Horizontal anisotropy in aquifer properties is common in deformed terrains. When structural fabrics and resulting secondary porosity are controlled by regional tectonics, principle transmissivity tensor (T_α) orientation (θ) may be similar over a wide area. Lithologic variability within a terrain may affect fracture characteristics and thus the magnitude of T_α may vary. Recognition of domains with similar orientation and magnitude of transmissivity tensors is important for effective groundwater management.

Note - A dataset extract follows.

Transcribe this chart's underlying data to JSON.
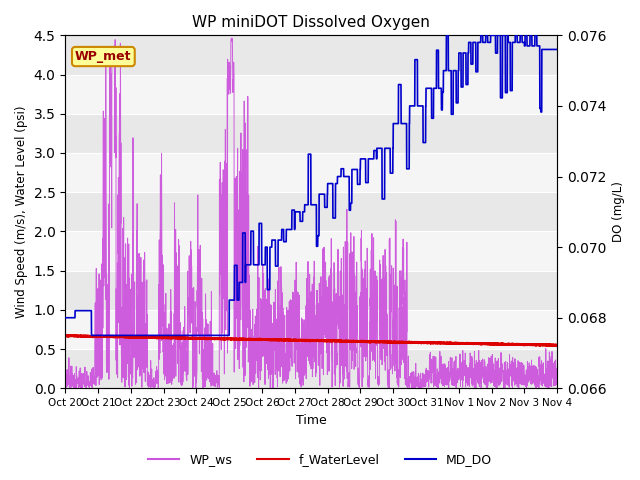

The Pen Argyl Member of the Martinsburg Formation is a thick sequence of claystone slate with subordinate intercalated quartzose slate and subgraywacke. Time-drawdown data from four aquifer tests in the Pen Argyl Member exhibited anisotropic behavior at a scale of at least 600 m. The horizontal anisotropic properties were determined using analytical models and the results were statistically characterized allowing for uncertainty estimation and testing for differences. The uncertainties quantify deviation of the real aquifer from the idealized model aquifer and arise from aquifer heterogeneity, deviation from radial flow conditions with likely extended well behavior, and the presence of multiple dipping fracture zones as well as measurement error.

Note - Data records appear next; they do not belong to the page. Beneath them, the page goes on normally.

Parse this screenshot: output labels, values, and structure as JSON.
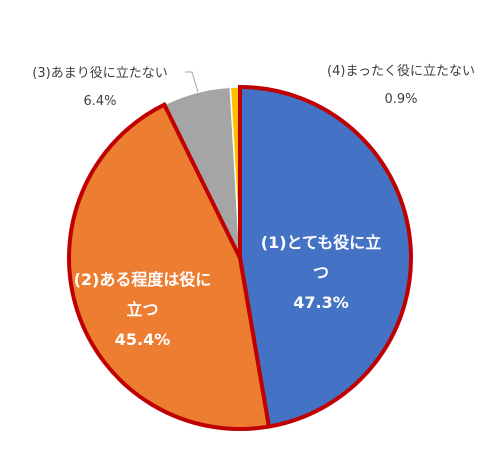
{
  "chart_data": {
    "type": "pie",
    "categories": [
      "(1)とても役に立つ",
      "(2)ある程度は役に立つ",
      "(3)あまり役に立たない",
      "(4)まったく役に立たない"
    ],
    "values": [
      47.3,
      45.4,
      6.4,
      0.9
    ],
    "value_labels": [
      "47.3%",
      "45.4%",
      "6.4%",
      "0.9%"
    ],
    "colors": [
      "#4472c4",
      "#ed7d31",
      "#a5a5a5",
      "#ffc000"
    ],
    "outline_color": "#c00000"
  }
}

Principle transmissivity tensor orientation for four pumping tests within the Pen Argyl Member of the Martinsburg Formation were statistically indistinguishable (mean θ_α = 41.5^o±8.8^o(3σ)) and aligned parallel to the strike of bedding, axial planar cleavage, and a joint set. Faults were prominent water-bearing zones in the wells. The fault orientations in the wells are unknown but it is likely that they represent bedding plane faults evident in a nearby quarry and identified as important groundwater flow paths in the member. An example of results from a single test show the aquifer is anisotropic (H₀: T_α=T_β rejected at P<0.005) with θ=47.7^o±19.0^o(3σ), T_α/T_β=7.9±5.5(3σ), T_α=218 ±441(3σ) m²/d, and T_β=27±53(3σ) m²/d. The study is a step toward delineation of hydrostructural/hydrogeologic units in the Martinsburg Formation.